Here, x is a point on a manifold/surface in a family of surfaces moving in a defined way and **H**(x) is the mean curvature vector of the surface at point x. **H**(x) is the sum of the product of each eigenvalue (2 for a surface in 3-space) with the unit normal vector at x.

**S. Angenent, A. Tannebaum, A. Yezzi Jr., O. Zeitouni (2006). Curve shortening and interacting particle systems. ****Statistics and Analysis of Shapes****, p. 303-311.**

This is a book chapter, and only the first 2 pages were available as a free preview. Per the abstract, applications of "curvature driven flows" of the type they were studying include crystal growth and flame propagation. Apparently, they use semilinear diffusion equations and present a stochastic approximation, but that's about all I was able to glean. Between the previous paper and this one, I was exposed to the concept of curve-shortening flow.
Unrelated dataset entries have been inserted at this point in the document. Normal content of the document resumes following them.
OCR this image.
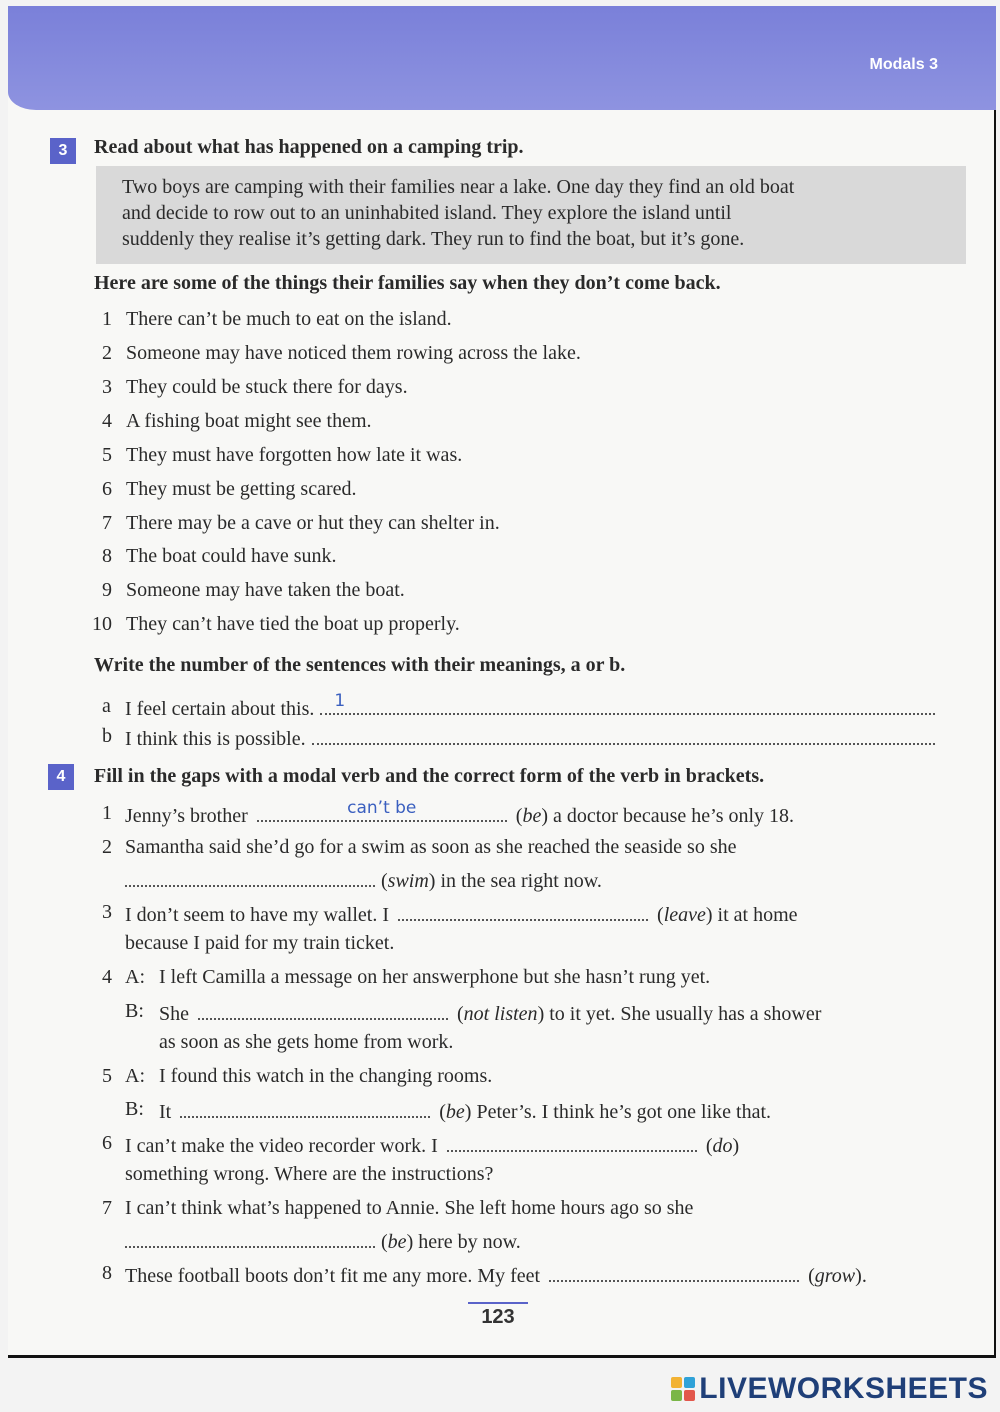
Modals 3
3	Read about what has happened on a camping trip.

Two boys are camping with their families near a lake. One day they find an old boat

and decide to row out to an uninhabited island. They explore the island until

suddenly they realise it’s getting dark. They run to find the boat, but it’s gone.

Here are some of the things their families say when they don’t come back.
1 There can’t be much to eat on the island.
2 Someone may have noticed them rowing across the lake.
3 They could be stuck there for days.
4 A fishing boat might see them.
5 They must have forgotten how late it was.
6 They must be getting scared.
7 There may be a cave or hut they can shelter in.
8 The boat could have sunk.
9 Someone may have taken the boat.
10 They can’t have tied the boat up properly.
Write the number of the sentences with their meanings, a or b.
a I feel certain about this. 1
b I think this is possible.
4	Fill in the gaps with a modal verb and the correct form of the verb in brackets.
1 Jenny’s brother	can’t be	(be) a doctor because he’s only 18.
2 Samantha said she’d go for a swim as soon as she reached the seaside so she
(swim) in the sea right now.
3 I don’t seem to have my wallet. I	(leave) it at home
because I paid for my train ticket.
4 A: I left Camilla a message on her answerphone but she hasn’t rung yet.
B: She	(not listen) to it yet. She usually has a shower
as soon as she gets home from work.
5 A: I found this watch in the changing rooms.
B: It	(be) Peter’s. I think he’s got one like that.
6 I can’t make the video recorder work. I	(do)
something wrong. Where are the instructions?
7 I can’t think what’s happened to Annie. She left home hours ago so she
(be) here by now.
8 These football boots don’t fit me any more. My feet	(grow).
123
LIVEWORKSHEETS
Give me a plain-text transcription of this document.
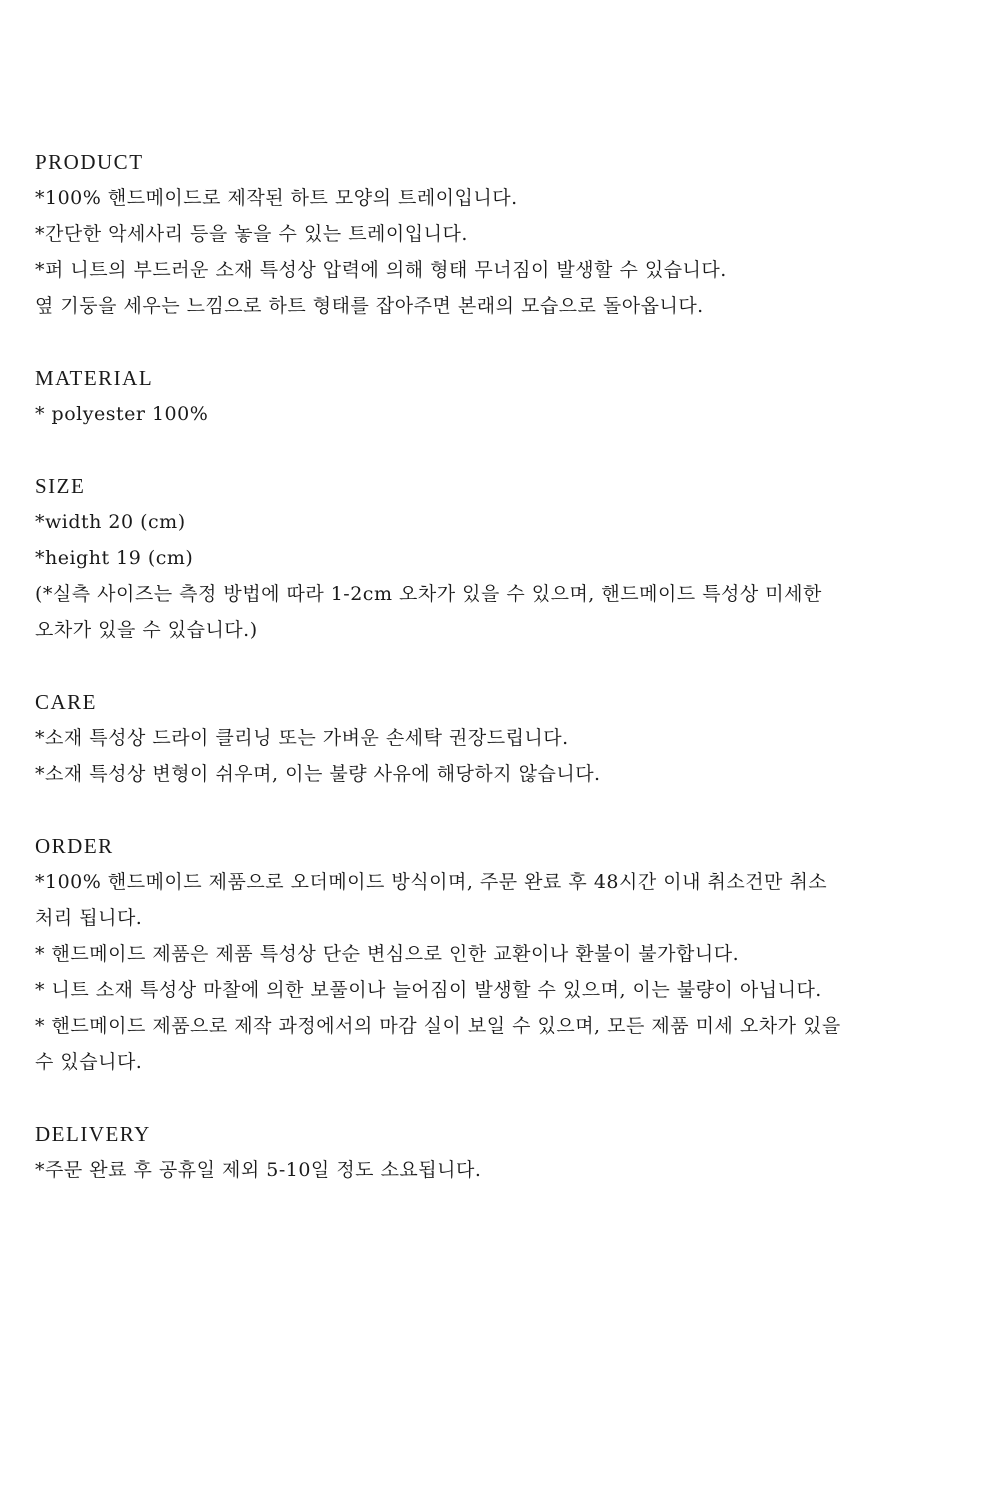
PRODUCT
*100% 핸드메이드로 제작된 하트 모양의 트레이입니다.
*간단한 악세사리 등을 놓을 수 있는 트레이입니다.
*퍼 니트의 부드러운 소재 특성상 압력에 의해 형태 무너짐이 발생할 수 있습니다.
옆 기둥을 세우는 느낌으로 하트 형태를 잡아주면 본래의 모습으로 돌아옵니다.
MATERIAL
* polyester 100%
SIZE
*width 20 (cm)
*height 19 (cm)
(*실측 사이즈는 측정 방법에 따라 1-2cm 오차가 있을 수 있으며, 핸드메이드 특성상 미세한
오차가 있을 수 있습니다.)
CARE
*소재 특성상 드라이 클리닝 또는 가벼운 손세탁 권장드립니다.
*소재 특성상 변형이 쉬우며, 이는 불량 사유에 해당하지 않습니다.
ORDER
*100% 핸드메이드 제품으로 오더메이드 방식이며, 주문 완료 후 48시간 이내 취소건만 취소
처리 됩니다.
* 핸드메이드 제품은 제품 특성상 단순 변심으로 인한 교환이나 환불이 불가합니다.
* 니트 소재 특성상 마찰에 의한 보풀이나 늘어짐이 발생할 수 있으며, 이는 불량이 아닙니다.
* 핸드메이드 제품으로 제작 과정에서의 마감 실이 보일 수 있으며, 모든 제품 미세 오차가 있을
수 있습니다.
DELIVERY
*주문 완료 후 공휴일 제외 5-10일 정도 소요됩니다.
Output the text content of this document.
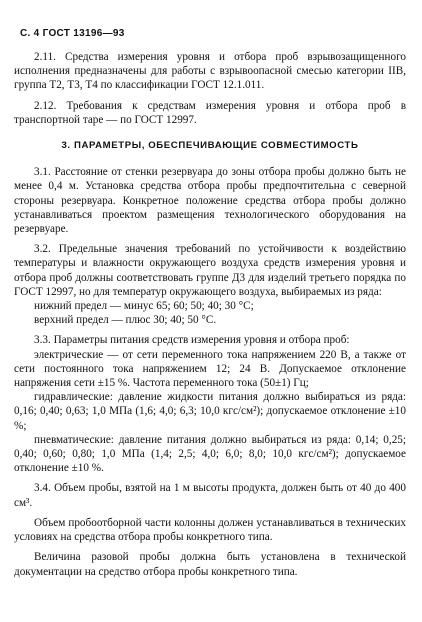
С. 4 ГОСТ 13196—93

2.11. Средства измерения уровня и отбора проб взрывозащищенного исполнения предназначены для работы с взрывоопасной смесью категории IIВ, группа Т2, Т3, Т4 по классификации ГОСТ 12.1.011.

2.12. Требования к средствам измерения уровня и отбора проб в транспортной таре — по ГОСТ 12997.

3. ПАРАМЕТРЫ, ОБЕСПЕЧИВАЮЩИЕ СОВМЕСТИМОСТЬ

3.1. Расстояние от стенки резервуара до зоны отбора пробы должно быть не менее 0,4 м. Установка средства отбора пробы предпочтительна с северной стороны резервуара. Конкретное положение средства отбора пробы должно устанавливаться проектом размещения технологического оборудования на резервуаре.

3.2. Предельные значения требований по устойчивости к воздействию температуры и влажности окружающего воздуха средств измерения уровня и отбора проб должны соответствовать группе Д3 для изделий третьего порядка по ГОСТ 12997, но для температур окружающего воздуха, выбираемых из ряда:

нижний предел — минус 65; 60; 50; 40; 30 °С;

верхний предел — плюс 30; 40; 50 °С.

3.3. Параметры питания средств измерения уровня и отбора проб:

электрические — от сети переменного тока напряжением 220 В, а также от сети постоянного тока напряжением 12; 24 В. Допускаемое отклонение напряжения сети ±15 %. Частота переменного тока (50±1) Гц;

гидравлические: давление жидкости питания должно выбираться из ряда: 0,16; 0,40; 0,63; 1,0 МПа (1,6; 4,0; 6,3; 10,0 кгс/см²); допускаемое отклонение ±10 %;

пневматические: давление питания должно выбираться из ряда: 0,14; 0,25; 0,40; 0,60; 0,80; 1,0 МПа (1,4; 2,5; 4,0; 6,0; 8,0; 10,0 кгс/см²); допускаемое отклонение ±10 %.

3.4. Объем пробы, взятой на 1 м высоты продукта, должен быть от 40 до 400 см³.

Объем пробоотборной части колонны должен устанавливаться в технических условиях на средства отбора пробы конкретного типа.

Величина разовой пробы должна быть установлена в технической документации на средство отбора пробы конкретного типа.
**Persi Diaconis, E. Mayer-Wolf, Ofer Zeitouni, M.P.W. Zerner (2004). The Poisson-Dirichlet Law is the Unique Invariant Distribution for Uniform Split-Merge Transformations. Annals of Probability. 32:18: 915. **

- This paper is a proof of a conjecture about the continuous coagulation-fragmentation (CCF) model. They also mention the discrete version (DCF).
- It was the most unfamiliar territory for me (at least of the papers where I could read more than the abstract—the previous two are hard to evaluate for sure). Lots of unfamiliar terms and notation.
- They were partitioning the interval [0,1] with a Markov process.
- The Poisson-Dirichlet measure is described as "the law of the non-increasing rearrangement of the uniform stickbreaking process" (by non-increasing they mean it can decrease or stay the same from one element to the next).
- The most accessible part of the paper had some Young Tableaux. These look like an understandable introduction to partitions in combinatorics/group theory. Boxes are placed in rows to depict ways in which a group of sub-totals can be selected to reach an overall total. The overall total is the number of boxes in the diagram and each sub-total is represented by a row. The rows are arranged in non-increasing order so the top rows overhang the lower ones (or are the same length). One of these diagrams represents a partition, which is concerned with how a number can be broken down into a sum of smaller numbers, but isn't concerned with the order in which the sum is written (so having a standard order to draw the Young Tableau means that if the only difference between two sums is their order then they'll have the same diagram because they're considered the same partition).

**Persi Diaconis and Paul Erdős (1977). Technical Report #12: On the distribution of the greatest common divisor. **

- This technical report is about the greatest common divisor (GCD) and least common multiple (LCM) of two randomly-selected positive integers.
- It contains some complicated proofs with notation I wasn't fully following, but something I did get out of it was a useful application: how to back-calculate the population
*n*of a survey with*k*categories when only the proportion of each category pᵢ is given. Let**b**be a vector with*k*elements, each an integer between +/- (k-1), and not all zeroes. Calculate Σᵢ pᵢ bᵢ for all possible**b**. Keep the result with the minimum absolute value. Its reciprocal is an estimate for*n*. - This method works because the probability that the GCD of the number of individuals in each category equals 1 increases rapidly with even a modest number of categories.
- Specifically, this probability (i.e. that k randomly-selected integers are coprime) is 1/ζ(k), the reciprocal of the zeta function.
- Doing some reading on Wikipedia to learn more about the previous point, I found that 1/ζ(k) = Σₙ Mobius(n)/n
^{k}, for n from 1 to*∞*. However, since these terms get rapidly smaller, the first seven terms (1,-1,-1,0,-1,1,-1) of the Mobius function should be enough to calculate the reciprocal of the Zeta function to three decimal places.

As my notes surely make clear, I was getting far out of my wheelhouse as these papers got away from water and wastewater treatment. However, it was an interesting exercise tracing the chain of papers back to Paul Erdős and I got exposed to a few new equations and concepts along the way.